Saturday, November 09, 2013

Excerpt from Pelagius: A Reluctant Heretic by B.R. Rees

"[O]n an evolutionary view of man's origin and development, that doctrine [the Fall], along with Adam and Eve and the Serpent and the Garden and all its other paraphernalia, simply disappears from history and reverts to its proper place in the creation-myths of other religions. ... [Augustine's] teaching on the Fall and original sin was solidly based on the historicity of both events; but what happens if the historicity of the second event [original sin] succeeds as it has done, in surviving the intensive criticism to which the biblical evidence has been subjected since the beginning of the nineteenth century, whereas the first [the Fall] has long lost any claim to be deemed historical? The blunt answer is that the first 'event' is an event no longer and has been deprived ipso facto of its traditional raison d'etre, which was to buttress a theory of substitutionary atonement.

After the Council of Ephesus in 431 ... down to the 'Great Schism' of 1054, only a modified Augustinian doctrine survived in the West and the East showed practically no interest in the subject. In the late twentieth century its survival is as tenuous as the fading smile on the face of the Cheshire Cat, and it could be argued that all that is left behind of the symbolic truth which it once contained is the self-evident statement that there are in our personalities certain inherited, as distict from environmental, features which lead us to want to put Number One first and, not infrequently, to harm other people in doing so.

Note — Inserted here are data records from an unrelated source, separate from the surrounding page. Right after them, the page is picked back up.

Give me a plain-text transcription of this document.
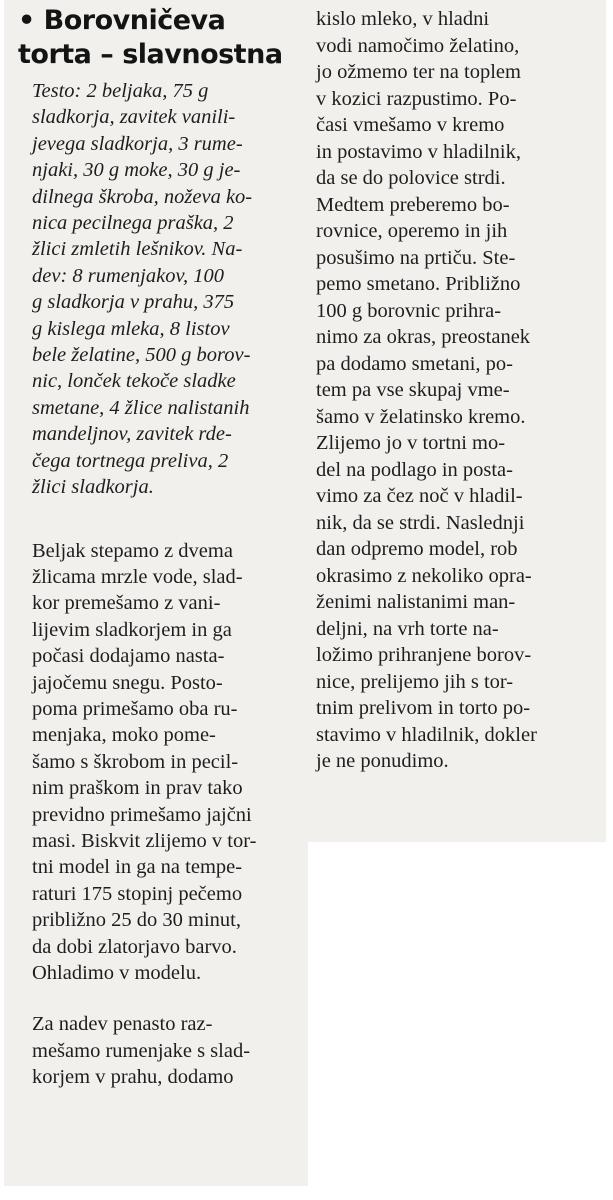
• Borovničeva
torta – slavnostna
Testo: 2 beljaka, 75 g
sladkorja, zavitek vanili-
jevega sladkorja, 3 rume-
njaki, 30 g moke, 30 g je-
dilnega škroba, noževa ko-
nica pecilnega praška, 2
žlici zmletih lešnikov. Na-
dev: 8 rumenjakov, 100
g sladkorja v prahu, 375
g kislega mleka, 8 listov
bele želatine, 500 g borov-
nic, lonček tekoče sladke
smetane, 4 žlice nalistanih
mandeljnov, zavitek rde-
čega tortnega preliva, 2
žlici sladkorja.
Beljak stepamo z dvema
žlicama mrzle vode, slad-
kor premešamo z vani-
lijevim sladkorjem in ga
počasi dodajamo nasta-
jajočemu snegu. Posto-
poma primešamo oba ru-
menjaka, moko pome-
šamo s škrobom in pecil-
nim praškom in prav tako
previdno primešamo jajčni
masi. Biskvit zlijemo v tor-
tni model in ga na tempe-
raturi 175 stopinj pečemo
približno 25 do 30 minut,
da dobi zlatorjavo barvo.
Ohladimo v modelu.
Za nadev penasto raz-
mešamo rumenjake s slad-
korjem v prahu, dodamo
kislo mleko, v hladni
vodi namočimo želatino,
jo ožmemo ter na toplem
v kozici razpustimo. Po-
časi vmešamo v kremo
in postavimo v hladilnik,
da se do polovice strdi.
Medtem preberemo bo-
rovnice, operemo in jih
posušimo na prtiču. Ste-
pemo smetano. Približno
100 g borovnic prihra-
nimo za okras, preostanek
pa dodamo smetani, po-
tem pa vse skupaj vme-
šamo v želatinsko kremo.
Zlijemo jo v tortni mo-
del na podlago in posta-
vimo za čez noč v hladil-
nik, da se strdi. Naslednji
dan odpremo model, rob
okrasimo z nekoliko opra-
ženimi nalistanimi man-
deljni, na vrh torte na-
ložimo prihranjene borov-
nice, prelijemo jih s tor-
tnim prelivom in torto po-
stavimo v hladilnik, dokler
je ne ponudimo.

Against the backcloth of modern biology, physiology and psychology perhaps it would be more honest to stop paying lip-service to this morbid doctrine of 'sin ... accumulating at compound interest' and to consign it to that region of limbo which is reserved for such failed theories as alchemy and phrenology, phlogiston and Piltdown man. This suggestion is not as frivolous as it might appear to be nor is it prompted only by the naive attitude of those who 'reject the doctrine of original sin because the law-abiding citizen will rightly refuse to be held responsible for the crimes committed by his ancestors'. Rather it springs from a strongly held conviction that it is a doctrine which has done the Christian Church far more harm than good. By preaching the absolute necessity to purge man of his inherited sin in order to save his soul, it has provided countless 'well-meaning' individuals with a ready-made pretext for pursuing their diligent campaign for souls without any thought for the mere lives of their victims--witness the heresy trials of the Middle Ages, the ruthlessness of the Crusades, the sadistic horrors of the Inquisition and so on ad nauseam. It has also fostered that obsessive antipathy to the sexual act which marred the thought of the Church from Paul onwards until it was elevated into doctrine by Augustine's stigma on the act of procreation. Even the Mariological doctrines of the Virgin Birth and the 'immaculate conception' often confused with it, though both derive most of their authority from a scatter of dubious texts, 'have something to do with the negative valuation of the sexual act on the part of the Fathers of the Church', as Hans Kung has put it with his usual frankness. Both of them, and especially the second, he continues, 'have become largely pointless as a result of increasing criticism of the Augustinian view'. From this standpoint Augustine has a lot to answer for. What, if anything, can we find to say in his favour in the light of modern theology and science"?